In November 2020, bird flu (H5N8) was reported as spreading between birds in Europe at an alarming rate. Russian News Agency TASS reported that the bird flu has now crossed over into humans, after seven poultry farm workers were discovered to be infected on February 20 2021. 

All seven patients only suffered mild symptoms, and are reported to be recovering. The WHO is closely monitoring the outbreak, and says that while the virus can cross from birds to humans, it cannot be transmitted between humans for now, unless it mutates. H5N8 has also been reported in chickens ranging throughout Europe, China, India, and the Middle East.

Meanwhile, swine flu (H3N2) was reported in the US as early as January 13 2021, with the initial infected child and their family making a full recovery. Vaccines against the flu are ineffective against swine flu, which is further compounded by the vulnerability of pigs to other flu viruses originating from birds, humans or other pigs. 

At times, pigs can be infected with more than one flu at the same time. If this occurs, it is possible for the viruses to mix and create a new virus.

In 2009, H1N1, a swine flu strain caused a regional epidemic that never reached the heights of the current Covid-19 pandemic. 

3. Vaccine preventable diseases

In spite of advances by vaccine and modern medicine, nearly 1.5 million people die every year from diseases that can be prevented by vaccines. Covid-19 has deeply disrupted how the global health community fights diseases such as measles, polio and diphtheria. That leaves nearly 80 million children under the age of one over 68 countries at risk of these diseases.

Diphtheria is making a comeback in Bangladesh, Nepal and Pakistan. Meanwhile, efforts to fight polio in Afghanistan and Pakistan are being set back by the pandemic. At least 41 countries have delayed their regular measles vaccine drives for a year.

4. Drug resistant superbugs

Bacteria evolves naturally, even in the face of antibiotics. The problem is, if bacteria evolves to become immune to antibiotics, there’s not much left in the modern medical arsenal to kill it. For this reason, doctor’s are careful in prescribing antibiotics unless absolutely necessary, and emphasise a patient needs to finish taking the full course of the drug to ensure the bacteria has been killed off. 
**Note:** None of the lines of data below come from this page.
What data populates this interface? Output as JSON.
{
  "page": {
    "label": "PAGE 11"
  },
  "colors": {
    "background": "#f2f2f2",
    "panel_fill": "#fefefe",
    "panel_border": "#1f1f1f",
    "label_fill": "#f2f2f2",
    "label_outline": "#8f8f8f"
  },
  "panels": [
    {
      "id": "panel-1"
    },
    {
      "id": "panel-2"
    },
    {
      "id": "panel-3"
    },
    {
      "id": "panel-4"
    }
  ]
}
But multidrug resistant organisms are nonetheless on the rise. In September 2020, 22 US states reported over 1430 confirmed cases of the candida auris fungal infection, untreatable by drugs. In some states, the cases have doubled on a monthly basis. This same fungal infection was found in the blood of 2.5 percent of coronavirus patients in India in July 2020, particularly those in intensive care units, largely due to the contamination of medical equipment or reuse of PPE equipment. 
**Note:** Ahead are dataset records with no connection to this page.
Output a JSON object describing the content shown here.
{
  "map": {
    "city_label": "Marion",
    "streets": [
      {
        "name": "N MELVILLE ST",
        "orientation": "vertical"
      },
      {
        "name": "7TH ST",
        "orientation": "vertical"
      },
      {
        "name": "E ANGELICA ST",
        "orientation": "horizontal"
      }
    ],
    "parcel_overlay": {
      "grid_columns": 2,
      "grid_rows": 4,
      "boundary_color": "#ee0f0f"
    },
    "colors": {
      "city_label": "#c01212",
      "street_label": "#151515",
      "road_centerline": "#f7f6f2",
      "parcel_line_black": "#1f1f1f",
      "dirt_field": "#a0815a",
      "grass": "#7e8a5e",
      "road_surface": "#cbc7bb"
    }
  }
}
5. Middle East respiratory syndrome (MERS-Cov)

In late 2020, four new cases of MERS-Cov were detected in Saudi Arabia. The disease is a coronavirus, meaning it passes from animals, in this case camels, to humans. MERS-Cov can be transmitted between humans, and has severe symptoms and a high mortality rate. Over the last eight years, it’s claimed nearly 882 deaths with over 2,566 confirmed cases.

The disease is more severe for patients with diabetes, lung disease or kidney failure. 

The WHO reports that testing capacity for MERS-Cov has been affected in many Middle Eastern countries as governments struggle to stay on top of Covid-19 testing. 

While the disease doesn’t seem to be going anywhere for now, epidemiologists are on guard if the virus mutates to become more infectious.  

6. Nipah Virus

This virus causes painful brain-swelling, with a 45 to 75 percent mortality rate. Also originating in fruit bats, the virus is not well understood. The virus also has a long incubation period of 45 days, making it difficult to test for it before it’s been transmitted to others.

The virus can be transmitted through close contact, airborne droplets or contaminated foods but luckily doesn’t have a high rate of transmission. The WHO has flagged the virus in need of urgent research, in fear that it could mutate and become more transmissible. 

Currently, there is no cure for the disease. The last sighting of the virus was of an isolated-case 2019 in India. The world has seen major outbreaks of the virus in 1999 in Malaysia, and 2001 in Bangladesh and India.